Figure 5.

Effects of pharmacological inhibitor of IDO1 on body weight, spasms frequency, and metabotype. (a) Body weight gain in pups treated with or without 1-methyltryptphan. n = 14, 10, 20, 15 for NDL, NDL+1-MT, KDL, KDL+1-MT groups, respectively. (b) Spasm frequency in pups treated with or without 1-methyltryptphan. n = 8, 9, 17, 10 for NDL, NDL+1-MT, KDL, KDL+1-MT groups, respectively. (c) Partial least squares discriminant analysis of serum metabolomics pofiles. (d) Discriminant metabolites in serum. (e) Pathway analysis of serum discriminant metabolites. (f) Representative metabolites involved in kynurenine metabolism from serum profiles. n = 10–13 (c–f). (g) Partial least squares discriminant analysis of hippocampal metabolomics pofiles. (h) Discriminant metabolites in hippocampus. (i) Pathway analysis of hippocampal discriminant metabolites. (j) Representative metabolites involved in kynurenine metabolism from hippocampal profiles. n = 10–14 (G–J). (k) Summary of trypophan metabolism affected by 1-MT treatment.

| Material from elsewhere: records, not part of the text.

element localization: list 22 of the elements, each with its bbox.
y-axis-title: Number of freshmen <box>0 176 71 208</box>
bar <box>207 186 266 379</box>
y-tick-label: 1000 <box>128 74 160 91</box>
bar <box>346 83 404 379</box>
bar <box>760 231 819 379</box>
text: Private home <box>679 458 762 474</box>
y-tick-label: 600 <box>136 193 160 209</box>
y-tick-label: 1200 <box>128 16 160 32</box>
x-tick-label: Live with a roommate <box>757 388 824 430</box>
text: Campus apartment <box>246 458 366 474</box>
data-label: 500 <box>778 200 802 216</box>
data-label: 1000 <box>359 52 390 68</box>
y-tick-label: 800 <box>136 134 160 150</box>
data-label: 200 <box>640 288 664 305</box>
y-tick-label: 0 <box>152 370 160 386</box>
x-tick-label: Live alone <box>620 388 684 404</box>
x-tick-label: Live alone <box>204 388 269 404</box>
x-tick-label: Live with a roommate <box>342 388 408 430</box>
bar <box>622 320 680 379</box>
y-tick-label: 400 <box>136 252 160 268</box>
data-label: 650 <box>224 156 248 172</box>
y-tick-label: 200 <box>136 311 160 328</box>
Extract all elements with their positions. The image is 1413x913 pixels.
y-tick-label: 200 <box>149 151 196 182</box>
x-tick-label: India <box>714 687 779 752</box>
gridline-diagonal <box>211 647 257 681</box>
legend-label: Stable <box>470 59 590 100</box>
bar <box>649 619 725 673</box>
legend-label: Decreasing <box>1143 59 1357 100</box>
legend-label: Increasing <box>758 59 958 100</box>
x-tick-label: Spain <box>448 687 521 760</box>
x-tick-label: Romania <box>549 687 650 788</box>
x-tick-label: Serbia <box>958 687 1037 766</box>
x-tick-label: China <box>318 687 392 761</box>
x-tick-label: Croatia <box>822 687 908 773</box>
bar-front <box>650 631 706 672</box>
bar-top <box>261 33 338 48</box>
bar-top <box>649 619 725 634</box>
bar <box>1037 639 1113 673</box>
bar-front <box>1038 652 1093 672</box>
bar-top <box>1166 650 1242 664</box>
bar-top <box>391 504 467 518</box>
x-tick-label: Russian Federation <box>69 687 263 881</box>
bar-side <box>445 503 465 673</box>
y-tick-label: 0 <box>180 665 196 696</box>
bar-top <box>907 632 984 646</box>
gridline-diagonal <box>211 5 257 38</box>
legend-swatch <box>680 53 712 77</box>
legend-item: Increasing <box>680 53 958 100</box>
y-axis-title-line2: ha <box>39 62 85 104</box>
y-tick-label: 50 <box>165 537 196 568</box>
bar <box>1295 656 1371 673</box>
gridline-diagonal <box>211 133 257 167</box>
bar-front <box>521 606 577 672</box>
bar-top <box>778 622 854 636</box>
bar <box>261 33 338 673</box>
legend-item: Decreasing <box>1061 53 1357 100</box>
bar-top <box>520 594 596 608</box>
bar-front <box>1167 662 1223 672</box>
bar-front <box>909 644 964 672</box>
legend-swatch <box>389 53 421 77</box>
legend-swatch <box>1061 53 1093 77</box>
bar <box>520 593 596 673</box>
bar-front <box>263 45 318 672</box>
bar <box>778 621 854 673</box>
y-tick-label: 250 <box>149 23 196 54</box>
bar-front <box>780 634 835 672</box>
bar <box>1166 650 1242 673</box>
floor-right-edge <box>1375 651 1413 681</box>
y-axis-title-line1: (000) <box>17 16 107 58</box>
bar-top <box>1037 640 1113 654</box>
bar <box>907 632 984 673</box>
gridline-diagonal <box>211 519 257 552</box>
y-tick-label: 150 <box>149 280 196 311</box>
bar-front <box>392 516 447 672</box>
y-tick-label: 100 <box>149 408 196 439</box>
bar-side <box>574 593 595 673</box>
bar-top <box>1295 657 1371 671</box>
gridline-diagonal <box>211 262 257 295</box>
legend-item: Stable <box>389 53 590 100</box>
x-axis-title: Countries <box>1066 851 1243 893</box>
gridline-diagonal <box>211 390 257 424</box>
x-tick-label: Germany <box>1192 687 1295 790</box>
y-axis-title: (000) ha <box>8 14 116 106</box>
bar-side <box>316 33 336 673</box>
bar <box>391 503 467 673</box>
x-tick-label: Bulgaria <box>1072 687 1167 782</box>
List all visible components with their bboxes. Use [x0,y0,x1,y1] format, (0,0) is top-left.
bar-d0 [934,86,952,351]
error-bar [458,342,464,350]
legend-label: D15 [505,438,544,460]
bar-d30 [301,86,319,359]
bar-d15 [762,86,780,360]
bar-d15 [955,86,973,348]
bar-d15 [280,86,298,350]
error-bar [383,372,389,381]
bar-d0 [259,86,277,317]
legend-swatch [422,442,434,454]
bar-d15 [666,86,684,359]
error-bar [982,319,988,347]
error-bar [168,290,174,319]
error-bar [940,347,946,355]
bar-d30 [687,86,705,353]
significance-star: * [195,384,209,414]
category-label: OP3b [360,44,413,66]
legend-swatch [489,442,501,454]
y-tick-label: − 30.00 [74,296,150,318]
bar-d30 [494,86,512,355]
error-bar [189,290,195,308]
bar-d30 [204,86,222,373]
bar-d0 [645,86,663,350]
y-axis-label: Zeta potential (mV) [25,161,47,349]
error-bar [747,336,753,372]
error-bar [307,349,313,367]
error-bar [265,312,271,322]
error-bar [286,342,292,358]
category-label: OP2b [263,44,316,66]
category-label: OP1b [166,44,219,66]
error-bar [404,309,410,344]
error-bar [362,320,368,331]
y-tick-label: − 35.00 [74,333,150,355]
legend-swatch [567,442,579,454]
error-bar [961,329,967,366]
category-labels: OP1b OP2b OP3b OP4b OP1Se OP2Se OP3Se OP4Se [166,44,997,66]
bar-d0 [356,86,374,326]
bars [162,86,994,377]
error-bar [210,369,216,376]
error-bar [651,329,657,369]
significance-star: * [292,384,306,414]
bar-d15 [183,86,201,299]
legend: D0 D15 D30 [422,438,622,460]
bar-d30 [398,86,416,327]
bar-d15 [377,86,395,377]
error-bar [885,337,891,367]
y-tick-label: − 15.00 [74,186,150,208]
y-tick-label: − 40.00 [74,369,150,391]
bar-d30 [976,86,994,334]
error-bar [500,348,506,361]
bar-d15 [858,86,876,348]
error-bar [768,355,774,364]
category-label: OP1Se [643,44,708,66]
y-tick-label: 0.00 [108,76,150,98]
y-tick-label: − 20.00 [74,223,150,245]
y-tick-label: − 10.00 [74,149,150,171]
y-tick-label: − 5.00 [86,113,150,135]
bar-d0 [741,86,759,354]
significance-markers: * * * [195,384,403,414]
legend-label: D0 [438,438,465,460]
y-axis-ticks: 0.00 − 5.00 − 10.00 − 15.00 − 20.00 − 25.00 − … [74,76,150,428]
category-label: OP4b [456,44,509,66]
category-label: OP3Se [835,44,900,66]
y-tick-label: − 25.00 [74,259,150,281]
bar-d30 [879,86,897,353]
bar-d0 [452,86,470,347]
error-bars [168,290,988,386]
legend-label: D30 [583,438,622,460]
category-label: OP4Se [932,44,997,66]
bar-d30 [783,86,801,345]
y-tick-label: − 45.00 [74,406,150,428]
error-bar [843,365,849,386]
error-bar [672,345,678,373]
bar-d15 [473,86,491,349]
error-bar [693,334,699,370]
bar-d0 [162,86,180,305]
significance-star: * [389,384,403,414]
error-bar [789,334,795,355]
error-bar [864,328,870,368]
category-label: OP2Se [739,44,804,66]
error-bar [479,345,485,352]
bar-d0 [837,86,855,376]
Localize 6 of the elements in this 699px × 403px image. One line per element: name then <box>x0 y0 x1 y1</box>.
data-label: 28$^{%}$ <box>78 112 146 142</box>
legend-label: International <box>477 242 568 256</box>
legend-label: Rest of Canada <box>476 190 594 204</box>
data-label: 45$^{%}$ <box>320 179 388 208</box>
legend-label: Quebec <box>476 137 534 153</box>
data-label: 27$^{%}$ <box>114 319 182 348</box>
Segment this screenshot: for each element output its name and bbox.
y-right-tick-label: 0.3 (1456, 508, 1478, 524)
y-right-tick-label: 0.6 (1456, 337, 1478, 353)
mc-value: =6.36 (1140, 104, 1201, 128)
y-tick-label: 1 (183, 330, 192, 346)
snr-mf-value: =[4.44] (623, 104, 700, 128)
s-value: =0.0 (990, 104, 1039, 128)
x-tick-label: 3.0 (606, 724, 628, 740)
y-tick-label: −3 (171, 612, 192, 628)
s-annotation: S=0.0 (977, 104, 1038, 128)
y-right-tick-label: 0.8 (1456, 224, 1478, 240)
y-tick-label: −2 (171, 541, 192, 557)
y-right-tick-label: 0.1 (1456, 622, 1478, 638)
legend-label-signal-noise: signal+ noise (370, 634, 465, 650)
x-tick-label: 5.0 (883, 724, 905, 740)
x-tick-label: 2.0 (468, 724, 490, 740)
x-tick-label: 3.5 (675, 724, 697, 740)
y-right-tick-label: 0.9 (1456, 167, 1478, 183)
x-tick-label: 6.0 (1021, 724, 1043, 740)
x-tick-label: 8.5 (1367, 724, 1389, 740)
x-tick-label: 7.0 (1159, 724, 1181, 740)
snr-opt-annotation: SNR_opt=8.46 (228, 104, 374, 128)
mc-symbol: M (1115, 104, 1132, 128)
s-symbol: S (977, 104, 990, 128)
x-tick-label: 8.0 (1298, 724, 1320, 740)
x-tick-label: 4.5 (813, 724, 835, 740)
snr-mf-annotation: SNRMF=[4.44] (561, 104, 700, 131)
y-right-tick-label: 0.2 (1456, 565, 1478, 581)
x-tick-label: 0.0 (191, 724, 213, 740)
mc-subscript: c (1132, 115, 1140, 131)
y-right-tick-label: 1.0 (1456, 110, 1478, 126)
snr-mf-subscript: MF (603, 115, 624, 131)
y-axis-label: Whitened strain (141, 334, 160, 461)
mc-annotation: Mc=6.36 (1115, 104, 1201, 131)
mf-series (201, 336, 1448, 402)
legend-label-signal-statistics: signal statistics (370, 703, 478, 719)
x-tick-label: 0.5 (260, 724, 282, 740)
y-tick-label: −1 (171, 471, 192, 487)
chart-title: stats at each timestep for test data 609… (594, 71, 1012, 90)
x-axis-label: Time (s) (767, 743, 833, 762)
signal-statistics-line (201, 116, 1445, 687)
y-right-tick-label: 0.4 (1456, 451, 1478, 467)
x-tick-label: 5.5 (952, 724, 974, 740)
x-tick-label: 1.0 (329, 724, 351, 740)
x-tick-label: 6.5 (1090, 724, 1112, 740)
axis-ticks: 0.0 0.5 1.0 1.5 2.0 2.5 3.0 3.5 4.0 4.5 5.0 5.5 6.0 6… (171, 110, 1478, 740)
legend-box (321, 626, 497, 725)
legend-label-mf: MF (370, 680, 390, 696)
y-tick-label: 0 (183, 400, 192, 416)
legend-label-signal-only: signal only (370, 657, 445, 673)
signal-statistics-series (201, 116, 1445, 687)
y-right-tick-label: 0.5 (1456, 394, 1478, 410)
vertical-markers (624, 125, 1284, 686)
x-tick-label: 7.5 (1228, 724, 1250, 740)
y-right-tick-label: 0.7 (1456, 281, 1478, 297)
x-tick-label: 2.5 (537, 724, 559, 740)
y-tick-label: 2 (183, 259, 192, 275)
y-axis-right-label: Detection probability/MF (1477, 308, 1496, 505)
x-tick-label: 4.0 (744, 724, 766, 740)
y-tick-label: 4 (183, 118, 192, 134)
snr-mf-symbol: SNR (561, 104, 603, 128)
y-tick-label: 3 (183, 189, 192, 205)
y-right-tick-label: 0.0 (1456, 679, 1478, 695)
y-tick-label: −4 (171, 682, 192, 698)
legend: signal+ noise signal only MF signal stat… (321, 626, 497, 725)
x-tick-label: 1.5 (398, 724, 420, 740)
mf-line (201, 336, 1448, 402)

Data are presentd as mean±SEM. One-way ANOVA with repeated-measures and Bonferroni post hoc test (a): different letters indicate significant difference, p < 0.05. One-way ANOVA followed by Turkey's post-hoc test (b, f, j): *p < 0.05, **p < 0.01, ***p < 0.001, ****p < 0.0001. IDO1, indoleamine 2, 3-dioxygenase 1; KAT, kynurenine aminotransferase; NDL, normal diet and intracerebral lesion; KDL, ketogenic diet and intracerebral lesion.